Tattoo (Chris Ackerman), on the other hand, is slightly strange, but not as compelling as he needs to be. He sends forth his tattoos (a hawk, a lion) to rip up his adversaries), a gift that would benefit from dazzling special effects, which this movie doesn’t quite manage. And so, the creatures wrest their ways out of his torso or shoulder, zapping after Elektra like little points of light, not quite achieving the menace of, say, the bamboo shoots in House of Flying Daggers. Elektra has ready battlefield answers for this gimmick as well (some wirework, some leaps and kicks, some elaborate flailing), but you know she’s saving up the most intricate and exciting fights for the end, when she’ll be dressed in red again.

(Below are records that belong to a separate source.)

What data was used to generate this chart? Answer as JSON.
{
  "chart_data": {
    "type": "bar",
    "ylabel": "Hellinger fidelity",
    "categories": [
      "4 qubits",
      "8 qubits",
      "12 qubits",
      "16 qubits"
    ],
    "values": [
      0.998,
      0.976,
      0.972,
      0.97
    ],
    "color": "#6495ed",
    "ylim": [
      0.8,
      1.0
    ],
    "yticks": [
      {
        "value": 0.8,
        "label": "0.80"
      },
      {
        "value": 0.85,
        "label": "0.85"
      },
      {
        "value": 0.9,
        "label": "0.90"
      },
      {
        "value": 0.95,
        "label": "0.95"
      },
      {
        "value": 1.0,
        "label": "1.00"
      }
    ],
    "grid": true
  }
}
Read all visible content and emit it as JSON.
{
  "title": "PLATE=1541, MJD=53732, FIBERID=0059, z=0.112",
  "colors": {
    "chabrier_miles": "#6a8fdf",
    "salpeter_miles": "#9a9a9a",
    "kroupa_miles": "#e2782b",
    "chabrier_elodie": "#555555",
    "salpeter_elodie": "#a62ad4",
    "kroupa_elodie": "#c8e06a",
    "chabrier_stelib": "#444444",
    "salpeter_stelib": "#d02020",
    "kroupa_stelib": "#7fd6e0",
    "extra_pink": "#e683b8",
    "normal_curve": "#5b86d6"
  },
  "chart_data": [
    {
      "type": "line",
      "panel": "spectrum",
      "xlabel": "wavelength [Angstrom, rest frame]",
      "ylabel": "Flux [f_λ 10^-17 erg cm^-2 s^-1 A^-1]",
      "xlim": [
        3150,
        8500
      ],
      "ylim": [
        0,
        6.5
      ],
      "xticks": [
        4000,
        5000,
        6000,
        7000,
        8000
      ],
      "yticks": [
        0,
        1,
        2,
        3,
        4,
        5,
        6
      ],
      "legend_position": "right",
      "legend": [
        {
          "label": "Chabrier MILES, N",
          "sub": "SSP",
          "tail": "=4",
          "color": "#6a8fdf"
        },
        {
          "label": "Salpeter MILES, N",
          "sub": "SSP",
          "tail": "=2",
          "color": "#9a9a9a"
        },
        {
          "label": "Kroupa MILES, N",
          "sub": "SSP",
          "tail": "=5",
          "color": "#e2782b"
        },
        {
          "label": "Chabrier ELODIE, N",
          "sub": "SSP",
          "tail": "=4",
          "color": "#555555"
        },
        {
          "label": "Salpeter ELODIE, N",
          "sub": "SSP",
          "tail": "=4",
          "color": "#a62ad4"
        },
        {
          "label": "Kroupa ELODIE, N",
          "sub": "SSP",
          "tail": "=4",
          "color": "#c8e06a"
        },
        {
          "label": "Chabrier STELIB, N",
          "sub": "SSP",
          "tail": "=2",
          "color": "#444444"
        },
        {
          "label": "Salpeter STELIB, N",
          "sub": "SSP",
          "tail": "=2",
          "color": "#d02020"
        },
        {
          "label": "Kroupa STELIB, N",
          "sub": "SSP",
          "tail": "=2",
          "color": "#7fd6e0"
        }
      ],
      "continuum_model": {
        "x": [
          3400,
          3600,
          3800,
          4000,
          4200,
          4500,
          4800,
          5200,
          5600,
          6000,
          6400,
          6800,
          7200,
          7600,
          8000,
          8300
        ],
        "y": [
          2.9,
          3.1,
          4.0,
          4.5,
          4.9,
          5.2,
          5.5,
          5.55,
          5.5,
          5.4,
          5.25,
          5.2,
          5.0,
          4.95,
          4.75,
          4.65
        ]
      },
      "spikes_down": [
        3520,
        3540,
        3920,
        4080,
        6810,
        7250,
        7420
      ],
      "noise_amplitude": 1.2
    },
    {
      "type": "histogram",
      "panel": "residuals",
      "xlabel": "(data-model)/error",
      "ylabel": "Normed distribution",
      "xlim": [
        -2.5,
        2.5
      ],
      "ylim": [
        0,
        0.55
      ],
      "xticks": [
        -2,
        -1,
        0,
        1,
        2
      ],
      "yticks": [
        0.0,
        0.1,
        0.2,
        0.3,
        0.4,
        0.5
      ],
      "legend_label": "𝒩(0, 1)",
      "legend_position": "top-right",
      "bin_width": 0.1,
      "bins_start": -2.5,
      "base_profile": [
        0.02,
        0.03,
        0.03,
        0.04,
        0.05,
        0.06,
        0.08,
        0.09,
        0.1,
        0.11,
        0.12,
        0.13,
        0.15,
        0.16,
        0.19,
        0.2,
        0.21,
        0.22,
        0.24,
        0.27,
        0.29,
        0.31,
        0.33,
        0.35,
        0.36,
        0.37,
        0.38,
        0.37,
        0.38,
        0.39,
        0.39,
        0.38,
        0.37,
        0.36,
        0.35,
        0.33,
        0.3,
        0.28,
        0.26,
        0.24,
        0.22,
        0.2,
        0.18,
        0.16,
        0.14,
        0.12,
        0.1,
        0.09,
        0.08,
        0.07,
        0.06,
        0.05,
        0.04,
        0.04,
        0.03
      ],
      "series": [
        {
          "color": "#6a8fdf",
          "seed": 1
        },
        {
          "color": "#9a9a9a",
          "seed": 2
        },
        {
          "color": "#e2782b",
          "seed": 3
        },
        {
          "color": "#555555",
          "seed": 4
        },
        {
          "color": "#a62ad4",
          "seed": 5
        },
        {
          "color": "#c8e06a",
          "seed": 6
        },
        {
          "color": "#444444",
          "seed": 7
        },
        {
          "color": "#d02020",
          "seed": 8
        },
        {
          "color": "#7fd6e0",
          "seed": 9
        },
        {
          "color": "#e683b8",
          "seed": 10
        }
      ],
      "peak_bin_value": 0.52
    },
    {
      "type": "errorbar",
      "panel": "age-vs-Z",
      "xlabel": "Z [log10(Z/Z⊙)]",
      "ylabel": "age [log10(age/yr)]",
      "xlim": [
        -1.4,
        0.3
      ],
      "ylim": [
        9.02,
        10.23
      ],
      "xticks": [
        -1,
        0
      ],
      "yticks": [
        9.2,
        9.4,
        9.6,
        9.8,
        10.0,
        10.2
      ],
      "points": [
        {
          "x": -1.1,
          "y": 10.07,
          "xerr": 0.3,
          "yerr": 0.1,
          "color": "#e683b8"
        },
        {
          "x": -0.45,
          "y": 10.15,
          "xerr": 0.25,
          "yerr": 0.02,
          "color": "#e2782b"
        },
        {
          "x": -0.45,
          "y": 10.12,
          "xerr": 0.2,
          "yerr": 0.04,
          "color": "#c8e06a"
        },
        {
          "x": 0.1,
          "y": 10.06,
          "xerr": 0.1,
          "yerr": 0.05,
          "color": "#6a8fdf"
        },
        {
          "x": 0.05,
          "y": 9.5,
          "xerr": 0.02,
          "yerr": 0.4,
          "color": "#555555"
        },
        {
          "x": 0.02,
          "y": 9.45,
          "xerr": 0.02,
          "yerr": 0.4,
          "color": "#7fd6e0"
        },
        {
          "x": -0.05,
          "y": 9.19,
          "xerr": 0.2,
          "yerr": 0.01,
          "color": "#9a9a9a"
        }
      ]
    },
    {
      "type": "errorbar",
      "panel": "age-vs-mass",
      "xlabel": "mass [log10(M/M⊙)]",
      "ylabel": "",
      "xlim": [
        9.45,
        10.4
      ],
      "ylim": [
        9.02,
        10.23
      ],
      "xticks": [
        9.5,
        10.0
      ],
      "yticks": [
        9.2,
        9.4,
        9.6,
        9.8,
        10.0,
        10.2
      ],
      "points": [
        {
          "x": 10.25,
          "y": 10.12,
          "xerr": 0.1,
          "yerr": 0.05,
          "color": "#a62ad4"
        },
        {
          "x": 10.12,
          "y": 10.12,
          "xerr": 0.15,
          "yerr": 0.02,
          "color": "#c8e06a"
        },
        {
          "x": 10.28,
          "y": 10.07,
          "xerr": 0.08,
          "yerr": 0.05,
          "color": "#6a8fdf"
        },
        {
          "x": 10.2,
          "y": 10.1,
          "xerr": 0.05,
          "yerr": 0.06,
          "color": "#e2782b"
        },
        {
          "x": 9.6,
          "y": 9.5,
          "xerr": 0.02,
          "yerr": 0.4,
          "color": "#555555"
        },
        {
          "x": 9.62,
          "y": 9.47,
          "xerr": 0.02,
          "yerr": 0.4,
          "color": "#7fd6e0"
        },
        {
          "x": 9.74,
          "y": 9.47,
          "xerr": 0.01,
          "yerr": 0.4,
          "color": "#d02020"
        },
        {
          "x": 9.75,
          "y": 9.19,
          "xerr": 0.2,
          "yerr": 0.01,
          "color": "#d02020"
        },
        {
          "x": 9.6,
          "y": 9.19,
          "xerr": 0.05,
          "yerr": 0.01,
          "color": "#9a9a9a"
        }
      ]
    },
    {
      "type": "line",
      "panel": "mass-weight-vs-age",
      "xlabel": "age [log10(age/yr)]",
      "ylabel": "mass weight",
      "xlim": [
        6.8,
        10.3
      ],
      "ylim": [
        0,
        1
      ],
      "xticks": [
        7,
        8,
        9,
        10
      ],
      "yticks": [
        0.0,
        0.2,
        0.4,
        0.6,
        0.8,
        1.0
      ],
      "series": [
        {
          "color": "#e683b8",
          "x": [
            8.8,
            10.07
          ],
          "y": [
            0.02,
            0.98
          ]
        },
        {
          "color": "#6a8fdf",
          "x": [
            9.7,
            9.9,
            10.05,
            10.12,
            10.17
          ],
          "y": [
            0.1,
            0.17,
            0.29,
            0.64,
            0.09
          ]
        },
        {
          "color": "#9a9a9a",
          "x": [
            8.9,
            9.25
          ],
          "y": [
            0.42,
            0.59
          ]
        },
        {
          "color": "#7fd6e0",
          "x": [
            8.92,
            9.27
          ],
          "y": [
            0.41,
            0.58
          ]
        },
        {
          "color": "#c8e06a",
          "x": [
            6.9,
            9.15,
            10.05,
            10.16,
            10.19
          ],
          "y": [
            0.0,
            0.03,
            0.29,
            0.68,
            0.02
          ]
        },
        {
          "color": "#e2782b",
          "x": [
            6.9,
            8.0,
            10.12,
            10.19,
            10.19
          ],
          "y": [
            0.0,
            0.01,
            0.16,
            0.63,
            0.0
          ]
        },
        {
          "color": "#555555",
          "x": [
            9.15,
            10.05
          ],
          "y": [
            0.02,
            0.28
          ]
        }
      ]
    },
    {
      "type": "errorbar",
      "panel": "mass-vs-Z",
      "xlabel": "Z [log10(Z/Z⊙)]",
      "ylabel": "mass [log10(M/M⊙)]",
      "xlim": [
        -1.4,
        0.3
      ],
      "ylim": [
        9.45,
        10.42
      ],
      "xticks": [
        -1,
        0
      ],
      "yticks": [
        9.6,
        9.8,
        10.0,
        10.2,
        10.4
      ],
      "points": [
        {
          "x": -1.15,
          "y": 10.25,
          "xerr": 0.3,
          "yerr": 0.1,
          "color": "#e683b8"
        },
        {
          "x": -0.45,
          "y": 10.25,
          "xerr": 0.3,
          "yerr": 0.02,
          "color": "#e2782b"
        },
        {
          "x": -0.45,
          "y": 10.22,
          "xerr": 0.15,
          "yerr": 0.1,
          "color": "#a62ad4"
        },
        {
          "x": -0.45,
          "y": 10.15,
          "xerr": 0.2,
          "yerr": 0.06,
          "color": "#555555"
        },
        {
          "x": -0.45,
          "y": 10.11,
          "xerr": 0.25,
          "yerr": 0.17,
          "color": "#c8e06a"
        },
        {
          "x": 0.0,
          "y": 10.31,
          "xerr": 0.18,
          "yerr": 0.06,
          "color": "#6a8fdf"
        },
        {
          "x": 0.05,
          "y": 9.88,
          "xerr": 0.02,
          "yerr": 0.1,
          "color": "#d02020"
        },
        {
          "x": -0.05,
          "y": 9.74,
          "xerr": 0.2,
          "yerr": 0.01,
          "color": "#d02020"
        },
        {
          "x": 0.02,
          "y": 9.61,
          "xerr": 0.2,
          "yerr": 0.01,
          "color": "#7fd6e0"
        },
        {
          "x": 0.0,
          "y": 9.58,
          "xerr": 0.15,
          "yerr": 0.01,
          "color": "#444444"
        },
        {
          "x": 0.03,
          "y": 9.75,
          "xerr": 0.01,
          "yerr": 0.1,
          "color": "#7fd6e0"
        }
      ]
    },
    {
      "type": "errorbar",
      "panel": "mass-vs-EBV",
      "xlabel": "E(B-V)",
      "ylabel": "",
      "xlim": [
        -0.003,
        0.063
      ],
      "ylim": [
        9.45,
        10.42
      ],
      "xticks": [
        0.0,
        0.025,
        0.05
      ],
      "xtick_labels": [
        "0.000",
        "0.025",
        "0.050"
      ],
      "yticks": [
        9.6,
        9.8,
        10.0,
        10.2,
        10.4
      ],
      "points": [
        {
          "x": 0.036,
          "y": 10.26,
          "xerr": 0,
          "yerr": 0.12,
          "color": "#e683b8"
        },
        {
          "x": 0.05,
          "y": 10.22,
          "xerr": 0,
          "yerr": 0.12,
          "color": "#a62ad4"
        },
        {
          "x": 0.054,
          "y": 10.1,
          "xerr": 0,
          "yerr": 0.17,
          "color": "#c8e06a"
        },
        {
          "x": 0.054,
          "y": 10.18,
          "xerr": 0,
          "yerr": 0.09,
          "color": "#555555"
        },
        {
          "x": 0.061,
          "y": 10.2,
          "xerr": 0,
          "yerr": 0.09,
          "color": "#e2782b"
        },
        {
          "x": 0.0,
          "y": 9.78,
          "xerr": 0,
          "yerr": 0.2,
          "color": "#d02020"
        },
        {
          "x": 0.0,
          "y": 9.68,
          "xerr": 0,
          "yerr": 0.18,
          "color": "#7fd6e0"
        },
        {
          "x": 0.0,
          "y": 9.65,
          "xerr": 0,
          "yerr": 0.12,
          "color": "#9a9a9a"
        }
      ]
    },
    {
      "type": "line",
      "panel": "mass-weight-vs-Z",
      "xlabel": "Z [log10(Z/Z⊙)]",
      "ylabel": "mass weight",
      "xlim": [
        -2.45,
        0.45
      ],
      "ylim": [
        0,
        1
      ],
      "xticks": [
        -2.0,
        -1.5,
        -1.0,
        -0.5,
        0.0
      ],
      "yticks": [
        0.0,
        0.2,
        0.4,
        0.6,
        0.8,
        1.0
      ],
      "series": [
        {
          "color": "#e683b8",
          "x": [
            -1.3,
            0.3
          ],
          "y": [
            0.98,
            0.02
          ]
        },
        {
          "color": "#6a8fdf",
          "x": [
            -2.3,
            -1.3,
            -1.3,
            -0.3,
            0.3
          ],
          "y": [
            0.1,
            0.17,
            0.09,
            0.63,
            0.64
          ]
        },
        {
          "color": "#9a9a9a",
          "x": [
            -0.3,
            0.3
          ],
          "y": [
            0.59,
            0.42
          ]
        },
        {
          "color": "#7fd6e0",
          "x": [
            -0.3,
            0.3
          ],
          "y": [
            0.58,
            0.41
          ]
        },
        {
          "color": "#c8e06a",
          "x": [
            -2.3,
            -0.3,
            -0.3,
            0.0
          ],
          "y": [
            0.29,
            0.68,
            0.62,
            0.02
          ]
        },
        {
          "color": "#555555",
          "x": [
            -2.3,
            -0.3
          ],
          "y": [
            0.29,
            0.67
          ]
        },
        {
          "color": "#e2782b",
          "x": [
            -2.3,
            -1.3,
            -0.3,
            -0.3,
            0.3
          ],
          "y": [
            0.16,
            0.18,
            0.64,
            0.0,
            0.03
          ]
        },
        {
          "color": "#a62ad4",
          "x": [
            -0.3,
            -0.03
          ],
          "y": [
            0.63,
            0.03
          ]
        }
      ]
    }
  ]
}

Elektra‘s most unusual point—for comic book movies especially—is its intent focus on the relationship between Elektra and Abby. While the guys offer occasional cryptic commentary (Stick: “I’m blind and I see more than any of you because I don’t look!”), the girls bear the narrative energy. That they’re both carrying dead mom baggage makes their connection seem both too predictable and complicated at the same time. The movie can’t possibly dig into this emotional morass and maintain its rating (PG-13, even for all the flesh-penetrating violence), and so it skims the surface. Dead moms are, after all, the most common trope in superhero stories.